批量下载Github与Bitbucket项目

原理是使用Github/Bitbucket提供的API获取所有的项目列表,然后使用系统的git命令克隆项目源码。

Github

使用本脚本需要的配置 Github Access Token

# Clone all repos from github.
# Usage:
# python3 github.py -t [GITHUB_TOKEN]  -o [OUTPUT_DIR]

from requests.auth import HTTPBasicAuth
import requests
import os


repos = set()

def load_repos(token, page=1):
    per_page = 100
    url = f'https://api.github.com/user/repos?page={page}&per_page={per_page}'
    headers = {'Authorization': f'token {token}'}
    rs = requests.get(url, headers=headers).json()

    for r in rs:
        name = r['name']
        url = r['ssh_url']
        repos.add((name, url))

    if len(rs) == per_page:
        load_repos(token, page+1)


# load all repos and save in `repos`
def load_all_repos(token):
    load_repos(token, 1)

def download_repo(output, name, href):
    print(f'Cloning {name} {href}')
    os.system(f'git clone --depth=1 {href} "{output}/{name}"')
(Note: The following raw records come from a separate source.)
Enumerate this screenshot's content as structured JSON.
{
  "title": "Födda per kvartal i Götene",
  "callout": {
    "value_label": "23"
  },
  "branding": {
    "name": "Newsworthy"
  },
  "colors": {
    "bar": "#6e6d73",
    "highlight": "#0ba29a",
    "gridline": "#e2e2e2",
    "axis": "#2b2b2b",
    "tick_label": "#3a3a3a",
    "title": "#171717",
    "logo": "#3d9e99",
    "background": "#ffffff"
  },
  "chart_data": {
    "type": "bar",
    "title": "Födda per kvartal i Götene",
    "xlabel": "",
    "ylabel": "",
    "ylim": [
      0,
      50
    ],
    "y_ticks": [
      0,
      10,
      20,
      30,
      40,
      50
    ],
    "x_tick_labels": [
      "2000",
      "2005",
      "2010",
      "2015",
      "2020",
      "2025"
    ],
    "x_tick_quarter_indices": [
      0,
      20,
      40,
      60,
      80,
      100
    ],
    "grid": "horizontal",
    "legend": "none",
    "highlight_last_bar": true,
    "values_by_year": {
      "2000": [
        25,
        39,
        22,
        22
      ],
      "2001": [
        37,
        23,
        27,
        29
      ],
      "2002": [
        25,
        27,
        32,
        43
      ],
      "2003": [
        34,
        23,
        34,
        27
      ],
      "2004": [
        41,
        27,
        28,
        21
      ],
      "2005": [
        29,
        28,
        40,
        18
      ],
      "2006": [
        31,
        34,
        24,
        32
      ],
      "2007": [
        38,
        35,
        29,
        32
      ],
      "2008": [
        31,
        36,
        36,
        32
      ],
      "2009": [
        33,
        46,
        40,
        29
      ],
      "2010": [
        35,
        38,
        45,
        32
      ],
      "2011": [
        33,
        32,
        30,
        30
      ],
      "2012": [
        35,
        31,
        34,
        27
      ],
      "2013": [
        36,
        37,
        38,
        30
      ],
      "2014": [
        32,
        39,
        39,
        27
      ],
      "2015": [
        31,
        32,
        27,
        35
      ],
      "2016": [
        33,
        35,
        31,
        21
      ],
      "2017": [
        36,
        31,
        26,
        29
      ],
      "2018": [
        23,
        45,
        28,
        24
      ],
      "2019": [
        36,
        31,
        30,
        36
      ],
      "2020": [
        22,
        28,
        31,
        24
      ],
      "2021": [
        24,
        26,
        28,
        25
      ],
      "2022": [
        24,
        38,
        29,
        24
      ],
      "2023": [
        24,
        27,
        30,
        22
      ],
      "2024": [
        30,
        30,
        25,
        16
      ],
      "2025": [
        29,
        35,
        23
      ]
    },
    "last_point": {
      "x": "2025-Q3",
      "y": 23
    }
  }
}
if __name__ == "__main__":
    import argparse
    ap = argparse.ArgumentParser()
    ap.add_argument("-t", "--token", help="Github developer token", type=str, required=True)
    ap.add_argument("-o", "--output", help="Output directory", type=str, required=True)
    args = vars(ap.parse_args())

    token = args['token']
    output = args['output']

    load_all_repos(token)

    for repo in repos:
        download_repo(output, *repo)

Bitbucket

使用本脚本需要配置 Bitbucket App Password才能访问。

# Shallow clone all repos from bitbucket.
# Usage:
# python3 bitbucket.py -u [USERNAME] -p [BITbucket_APP_TOKEN] -o [OUTPUT_DIR]
# Requirements:
# 1. Setup app password in Bitbucket
# 2. Setup local ssh keys
# 3. Only git repositories are supported

from requests.auth import HTTPBasicAuth
import requests
import os

roles =  'owner member contributor admin'.split()
pagelen = 100
repos = set()

# recursively load all repos for this role
def load_repos(url, user, pwd):
    rs = requests.get(url, auth=HTTPBasicAuth(user, pwd)).json()
    for r in rs['values']:
        name = r['name']
        links = r['links']['clone']
        href = next(link['href'] for link in links if link['name'] == 'ssh')
        print(f'Found repo {name} {href}')
        repos.add((name, href))

    if 'next' in rs:
        load_repos(rs['next'], user, pwd)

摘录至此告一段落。